Mas mesmo eliminando o que inclui números ainda sobra muita coisa que não entra no meu carrinho de compras. Por exemplo, não aprovo ingredientes que, há cem anos apenas, ninguém usaria na cozinha, mesmo se começarem pela palavra Vitamina, ou jurarem que fazem bem aos intestinos. E depois ainda há aquelas comidas que se querem fazer passar por outras – chamo-lhes os travestis. Margarina e bolachas com "sabor" a chocolate são bons exemplos, mas os adoçantes que querem fazer de conta que são açúcar para poupar nas calorias são talvez daqueles a quem mais cuidadosamente barro a porta de casa. Quando tenho dúvidas, aplico uns testes muito simples: pode ser produzido numa quinta, ou pescado no mar? Percebo como passa do estado original para a embalagem final? Se a resposta é não, é porque não é para mim. Isso leva-me a passar ao lado de quase todo o pão dos supermercados e padarias, repleto que está de "melhorantes" e "enzimas", ou ainda da míriade de outros alimentos com espessantes, corantes, estabilizantes ou demais maravilhas da tecnologia alimentar.
Claro, a maneira como a comida é processada também conta, não basta escrutinar os ingredientes. A radioactividade, por exemplo, pode ter muitos fins úteis, mas comida irradiada rima com comida doente... e que nos põe doentes a nós. E a aplicação de radiação electromagnética (vulgo forno de microondas) garantidamente também não foi pensada para nos trazer mais saúde. Quanto ao leite UHT, o tal que ainda está igual a si próprio mesmo após seis meses de esquecimento no fundo do armário, bem, arranjem leite do dia pasteurizado, encham um copo de cada um e façam o teste à família toda, a ver se não distinguem o que ainda sabe a leite daquele que do leite já só tem o aspecto.
Na busca da comida como "nos bons velhos tempos", gosto de reparar também nos ingredientes "invisíveis". Prefiro, tal como a restante população europeia, que as minhas hortaliças sejam sem pesticidas, o meu leite sem antibióticos e a minha carne sem hormonas... mesmo se trouxerem o selo europeu de autorizado. Se for do campo e não de aviário ou de aquacultura, melhor. E sendo colhido e comido na época, melhor ainda.

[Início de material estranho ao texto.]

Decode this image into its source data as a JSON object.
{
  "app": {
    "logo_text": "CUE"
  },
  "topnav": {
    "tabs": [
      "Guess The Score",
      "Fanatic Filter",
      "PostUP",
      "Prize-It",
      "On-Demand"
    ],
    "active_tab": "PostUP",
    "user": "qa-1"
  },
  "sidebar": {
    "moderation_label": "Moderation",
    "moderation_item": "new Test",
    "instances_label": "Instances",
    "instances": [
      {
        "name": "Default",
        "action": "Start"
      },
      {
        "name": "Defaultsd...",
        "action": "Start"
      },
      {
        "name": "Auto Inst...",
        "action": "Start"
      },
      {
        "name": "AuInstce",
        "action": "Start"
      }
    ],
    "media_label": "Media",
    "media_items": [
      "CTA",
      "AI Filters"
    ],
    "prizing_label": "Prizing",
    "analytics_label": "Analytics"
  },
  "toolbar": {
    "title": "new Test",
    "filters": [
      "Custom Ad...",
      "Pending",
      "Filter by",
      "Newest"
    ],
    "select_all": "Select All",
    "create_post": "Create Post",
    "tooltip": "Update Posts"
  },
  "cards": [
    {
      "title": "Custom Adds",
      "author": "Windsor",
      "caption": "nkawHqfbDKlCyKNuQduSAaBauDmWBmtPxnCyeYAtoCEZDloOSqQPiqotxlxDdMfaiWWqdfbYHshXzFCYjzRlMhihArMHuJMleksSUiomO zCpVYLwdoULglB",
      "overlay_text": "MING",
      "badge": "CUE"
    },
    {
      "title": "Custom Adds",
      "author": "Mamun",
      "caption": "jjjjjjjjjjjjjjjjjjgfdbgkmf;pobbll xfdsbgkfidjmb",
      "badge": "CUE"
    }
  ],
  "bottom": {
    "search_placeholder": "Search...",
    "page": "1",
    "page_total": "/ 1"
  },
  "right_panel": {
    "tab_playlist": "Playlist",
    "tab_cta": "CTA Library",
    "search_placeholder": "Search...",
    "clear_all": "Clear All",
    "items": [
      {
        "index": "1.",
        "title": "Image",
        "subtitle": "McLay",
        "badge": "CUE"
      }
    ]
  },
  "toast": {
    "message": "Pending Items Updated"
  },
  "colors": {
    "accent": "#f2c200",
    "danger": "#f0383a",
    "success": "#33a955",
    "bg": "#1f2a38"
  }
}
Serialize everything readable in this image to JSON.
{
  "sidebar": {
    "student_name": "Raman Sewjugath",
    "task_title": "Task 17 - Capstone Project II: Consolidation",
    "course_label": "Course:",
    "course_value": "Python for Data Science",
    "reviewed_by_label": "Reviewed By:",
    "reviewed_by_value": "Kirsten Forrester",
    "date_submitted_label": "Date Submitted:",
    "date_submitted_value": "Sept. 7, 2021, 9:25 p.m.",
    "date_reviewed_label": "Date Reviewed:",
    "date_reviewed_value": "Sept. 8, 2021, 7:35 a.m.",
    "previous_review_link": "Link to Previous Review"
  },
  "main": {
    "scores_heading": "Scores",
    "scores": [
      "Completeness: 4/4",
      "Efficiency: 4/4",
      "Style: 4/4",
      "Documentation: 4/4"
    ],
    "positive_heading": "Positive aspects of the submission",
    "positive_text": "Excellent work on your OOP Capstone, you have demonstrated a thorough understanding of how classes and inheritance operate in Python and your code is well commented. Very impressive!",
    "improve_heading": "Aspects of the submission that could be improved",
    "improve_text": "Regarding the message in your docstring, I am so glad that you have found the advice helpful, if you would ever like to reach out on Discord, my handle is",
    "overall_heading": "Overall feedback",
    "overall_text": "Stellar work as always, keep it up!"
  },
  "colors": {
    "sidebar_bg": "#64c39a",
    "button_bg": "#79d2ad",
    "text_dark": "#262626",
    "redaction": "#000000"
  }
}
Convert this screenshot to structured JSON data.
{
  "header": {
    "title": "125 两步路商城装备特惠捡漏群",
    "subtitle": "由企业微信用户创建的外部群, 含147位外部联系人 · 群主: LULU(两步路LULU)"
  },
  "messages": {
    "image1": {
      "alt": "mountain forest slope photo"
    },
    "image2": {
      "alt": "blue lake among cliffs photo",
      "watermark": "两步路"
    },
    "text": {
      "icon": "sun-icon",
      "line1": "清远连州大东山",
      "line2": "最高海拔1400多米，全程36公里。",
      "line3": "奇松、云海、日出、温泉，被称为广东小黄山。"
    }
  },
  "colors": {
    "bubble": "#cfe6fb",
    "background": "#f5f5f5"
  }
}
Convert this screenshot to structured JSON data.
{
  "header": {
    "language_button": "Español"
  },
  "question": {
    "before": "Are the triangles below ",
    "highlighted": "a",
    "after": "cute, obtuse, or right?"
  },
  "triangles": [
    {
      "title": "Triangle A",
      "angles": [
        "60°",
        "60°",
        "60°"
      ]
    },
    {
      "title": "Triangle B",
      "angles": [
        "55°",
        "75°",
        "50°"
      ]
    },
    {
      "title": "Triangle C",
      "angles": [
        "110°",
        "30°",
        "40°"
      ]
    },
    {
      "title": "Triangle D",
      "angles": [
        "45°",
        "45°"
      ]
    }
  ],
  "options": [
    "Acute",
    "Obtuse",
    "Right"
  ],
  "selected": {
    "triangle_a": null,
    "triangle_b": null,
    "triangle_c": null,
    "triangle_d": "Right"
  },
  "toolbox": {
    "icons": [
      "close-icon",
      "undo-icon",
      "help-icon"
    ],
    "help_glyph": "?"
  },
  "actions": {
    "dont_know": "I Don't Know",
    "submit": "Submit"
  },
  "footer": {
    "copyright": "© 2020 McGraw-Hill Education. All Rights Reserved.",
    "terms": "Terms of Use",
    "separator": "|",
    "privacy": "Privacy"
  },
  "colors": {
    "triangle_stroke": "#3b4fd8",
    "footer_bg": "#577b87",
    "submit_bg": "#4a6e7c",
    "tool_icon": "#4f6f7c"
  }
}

E que dizer da mais moderna de todas as invenções alimentares, os alimentos geneticamente modificados, ou transgénicos? Já ouvi as sete maravilhas sobre eles: mais nutritivos, mais duradouros, mais limpos de pesticidas, muito estudados e seguros, até a fome no mundo e a crise energética (através de biocombustíveis) eles se preparam para resolver. Mas eu confesso: a primeira vez que comprei óleo de soja e depois verifiquei pelo rótulo que continha soja geneticamente modificada senti um aperto abaixo do estômago que nunca me engana. Esta comida transgénica pode ser apropriada para cobaias de laboratório, mas não é comida de gente. Mas claro, o problema é poder escolher. Para já anda por aí soja e milho transgénico, mas já este ano a Comissão Europeia pretende aprovar arroz transgénico. Arroz! O mais castiço dos cereais que comemos em Portugal!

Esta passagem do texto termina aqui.